Sometimes we don't get to choose our changes. And 6 months ago, I would tell you that I'd rather not teach AP Physics this year. It's too scary. And I'd tell you that my goal for the summer would be to just focus on my Physical World class so I could feel like a slightly better teacher.
Now, somehow, a whole term of school has ellapsed. That's one term of AP Physics and a full term without my physics unofficial mentor to tell me what comes next, how to present an idea, or where lab supplies are (though he's kindly responded to a few early morning "Where's this?" texts).
Life update:
I'm tired of meetings. I'm sick of paperwork. I haven't the foggiest idea yet how I'll phrase my SLO or get baseline data. I haven't considered by PPG. Furthermore, I've barely started my PDP and need to work on my department SMART goal. I also should examine ELOs to help my EE readiness. And fully realize that I'll need to complete all these things at some point soon because the government says so. I promise I get all that junk and how far behind I am. Count yourself lucky if the alphabet soup sounds foreign.
BUT...
I know my students.
I started a "Question of the Day" last year and felt a little silly about it. Basically, I take attendance by asking each student to respond to a question. Sometimes, they have to pick which they'd rather ride to school (options:unicycle, dinosaur, giraffe, or piggy-back on a zombie), describe their weekend in less than 5 words, or they might have to tell me whether or not they think bullying is a problem at our school and why. Some people pass, and that's okay (the questions can be ridiculous), but I get to hear every single student's voice before even 5 minutes have elapsed every class period. I learn their hobbies, stresses, daily mood, and get a feel for their sense of humor. It's been really helpful in building relationships with the students who are less likely to participate in class discussions or strike up conversations in the lunch line. Maybe it's technically a waste of valuable class time, but I personally gain a tremendous amount from those five minutes three periods a day.
I know my content.
AP is still a stretch, but in Physics I feel like I really know what I'm doing. I know which lessons are coming up and a variety of ways to explain the concepts. I have memorized every useful equation and the products of 9.8 and every integer under 9. My mental math is picking up, and I can whip up practice problems on my own. Feeling smarter is pretty grand.
I LOVE my job.
I was clearly taught that it's bad idea to use sarcasm in the classroom, but my students are fluent in it. It seems silly to ignore a common tongue as long as there is mutual respect. So, my students know that there is a pretty high level of mocking that they can throw my way, and we can also generally use humor to defuse a situation. They are also able to repeat to their peers as needed, "We only use nice words," and "There's no fighting in physics"...this is sometimes extended to no boxing, katanas, climbing...etc. I'm lucky. Serious issues are rare and easily resolved with one on one conversation. So, we get to have fun.

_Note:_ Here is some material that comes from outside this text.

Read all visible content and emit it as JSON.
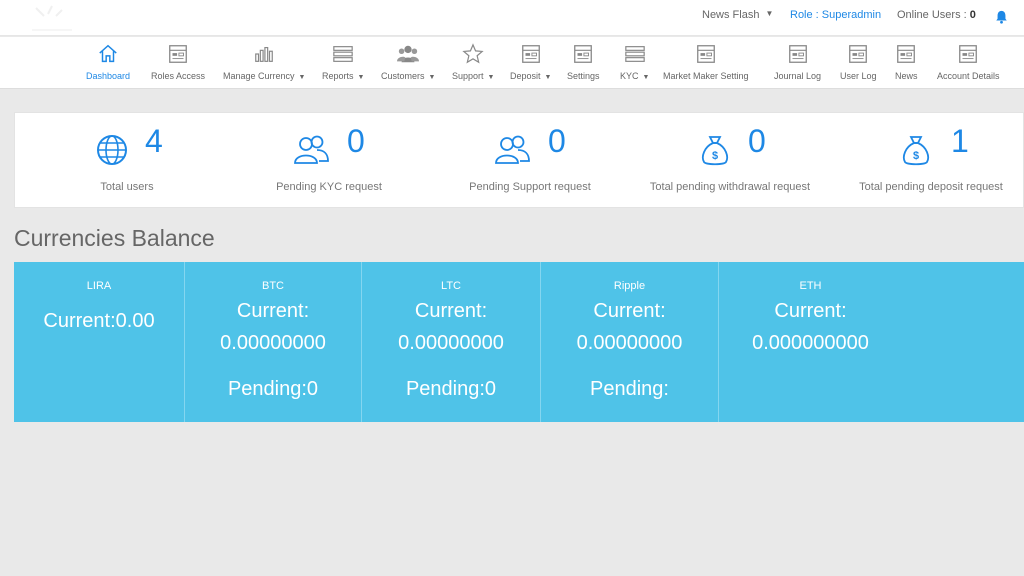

And I know I have a crazy way to go. The greatest frustration I have is realizing repeatedly that I'm not the best I can be yet. I don't know enough. My differentiation skills are lacking. My answer keys have flaws or are less than ideally organized, I am not sure what the homework will be in two weeks, I haven't integrated inquiry methods into my plans and ... I don't have my DPI mandated paperwork done. And a lot of the time the whole weight just feels like it's about to crush me. I'm not the strongest physics teacher these students could have, and that feels completely awful.
But I'm getting there, and I truly know that I'm in the right profession for me.
Yesterday, another teacher told me that a student said, while discussing my class, "She's a fantastic teacher." That's a big part of what should matter. If great student thinks I'm a great teacher, I'll wear it like a badge of honor and do everything I can to deserve it.